PSSRとレイトレーシングでPS5 Proが優位に
比較動画では、通常のPS5とPS5 Proで「Marvel’s Wolverine」を動作させ、各グラフィックモードの違いを確認しています。
大きな違いの一つが内部解像度です。Fidelityモードでは2160p~1440p、Performanceモードでは1440p~1080pの範囲で動作します。

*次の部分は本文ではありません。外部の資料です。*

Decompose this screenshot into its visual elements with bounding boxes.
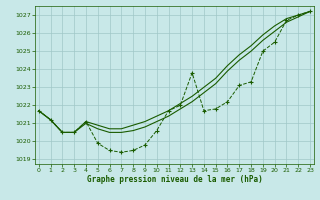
X-axis label: Graphe pression niveau de la mer (hPa): Graphe pression niveau de la mer (hPa) [86, 175, 262, 184]
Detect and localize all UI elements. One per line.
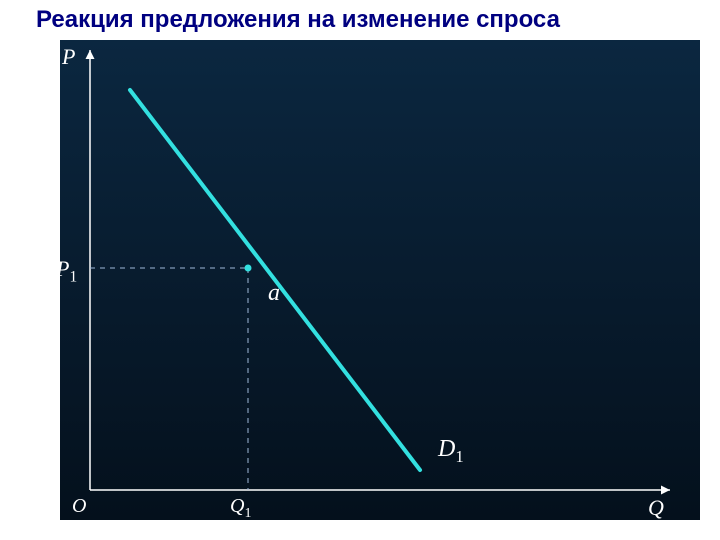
p1-label: P1 [56, 256, 77, 286]
y-axis-label: P [62, 44, 75, 70]
d1-sub: 1 [455, 447, 463, 466]
curve-d1-label: D1 [438, 436, 464, 467]
p1-sub: 1 [69, 268, 77, 285]
slide: Реакция предложения на изменение спроса … [0, 0, 720, 540]
x-axis-label: Q [648, 495, 664, 521]
q1-label: Q1 [230, 495, 251, 522]
point-a-label: a [268, 280, 280, 307]
d1-base: D [438, 436, 455, 462]
origin-label: O [72, 495, 86, 518]
chart-svg [0, 0, 720, 540]
q1-base: Q [230, 495, 244, 517]
q1-sub: 1 [244, 506, 251, 521]
p1-base: P [56, 256, 69, 281]
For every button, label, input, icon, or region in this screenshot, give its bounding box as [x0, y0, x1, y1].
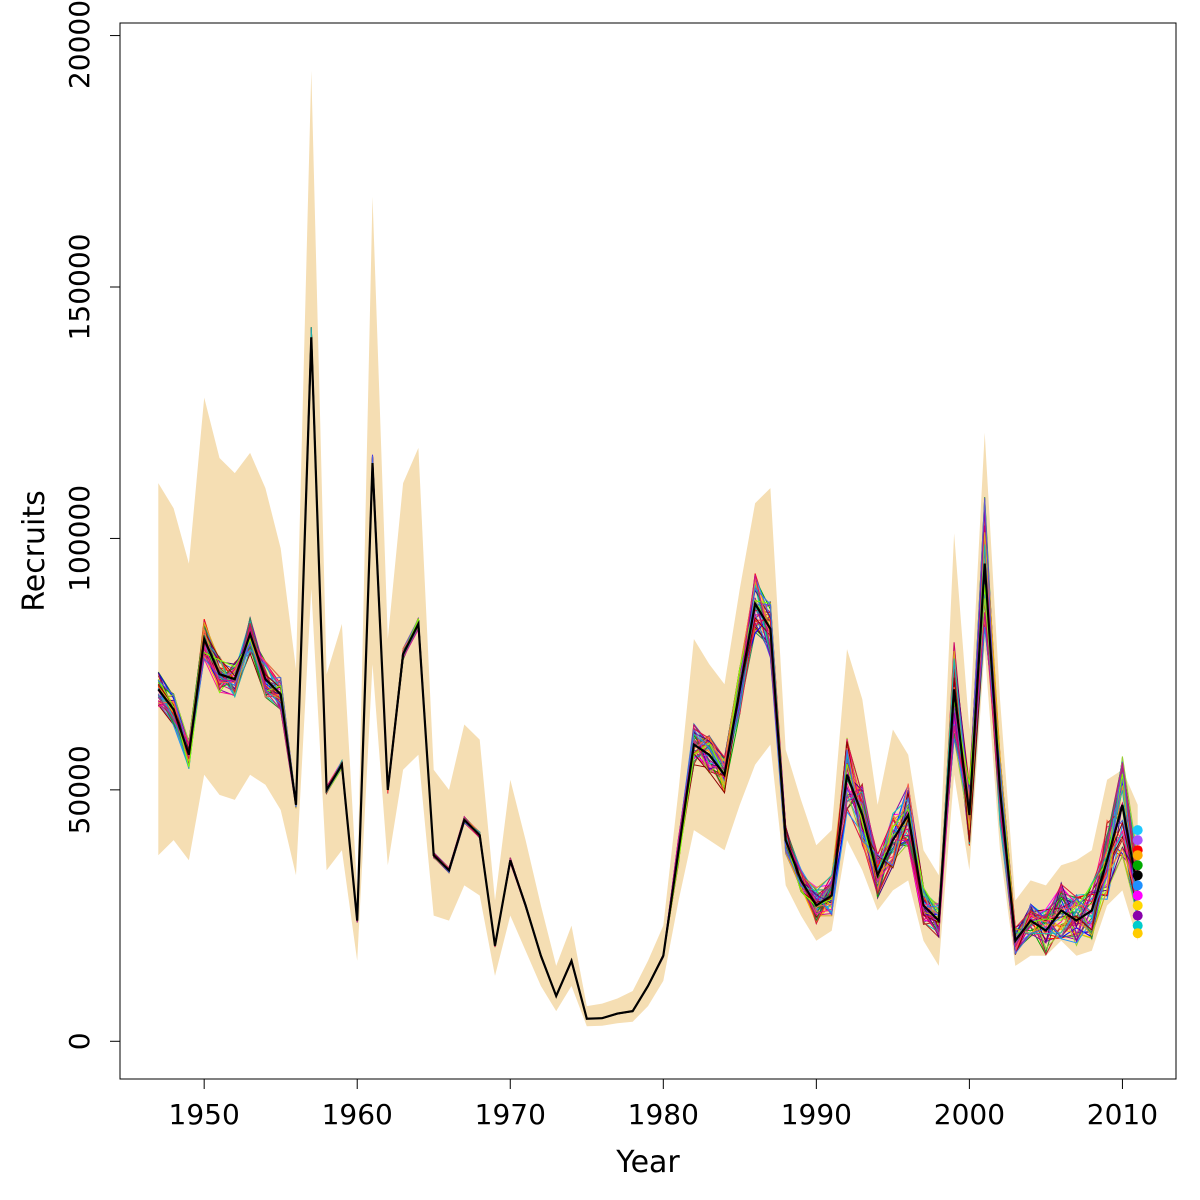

PS5 Proでは、さらにPSSRによるアップスケーリングによって画質を引き上げられるほか、レイトレーシングによる反射やグローバルイルミネーションの表現でも優位性があります。
特にAdvanced RTモードでは、光の反射や影などの表現がより強化されており、通常のPS5との差が分かりやすくなっています。
Advanced RTを有効にしても性能低下はわずか
レイトレーシングは処理負荷が高いため、最高画質よりもフレームレートを優先する場合には、Advanced RTを無効にしたくなるところです。
ところが、比較を行ったElAnalistaDeBitsによると、PS5 ProではAdvanced RTを有効にしても性能への影響は約3~4fpsにとどまるとされています。

「Marvel’s Wolverine」のPerformanceモードでは最大100fps、Unlimited VRRにも対応するとされているため、PS5 Proユーザーにとっては、レイトレーシングによる画質向上を受けながら高いフレームレートも狙える構成です。
もちろん実際のフレームレートはシーンによって変動しますが、レイトレーシングを追加したことによる負荷がこれほど小さいのであれば、PS5 ProではAdvanced RTを有効にしたままプレイするメリットが大きそうです。
GTA 6にも期待が高まる
PS5 Proがレイトレーシング処理で高い性能を発揮していることは、今後発売される大作ゲームにとっても興味深いポイントです。
特に「Grand Theft Auto 6」では、広大なオープンワールドをよりリアルに見せるため、レイトレーシングが重要な役割を果たすとみられています。
GTA 6がPS5 Proで60fps動作するかについては現時点で不透明ですが、少なくともレイトレーシングを含む高品質なグラフィックを実現するうえでは、PS5 Proの性能が大きな強みになる可能性があります。
「Marvel’s Wolverine」で確認されたAdvanced RTの処理性能を見る限り、PS5 Proは単純に解像度を引き上げるだけでなく、レイトレーシングを積極的に活用するゲームでこそ、その性能差がより明確になるハードと言えそうです。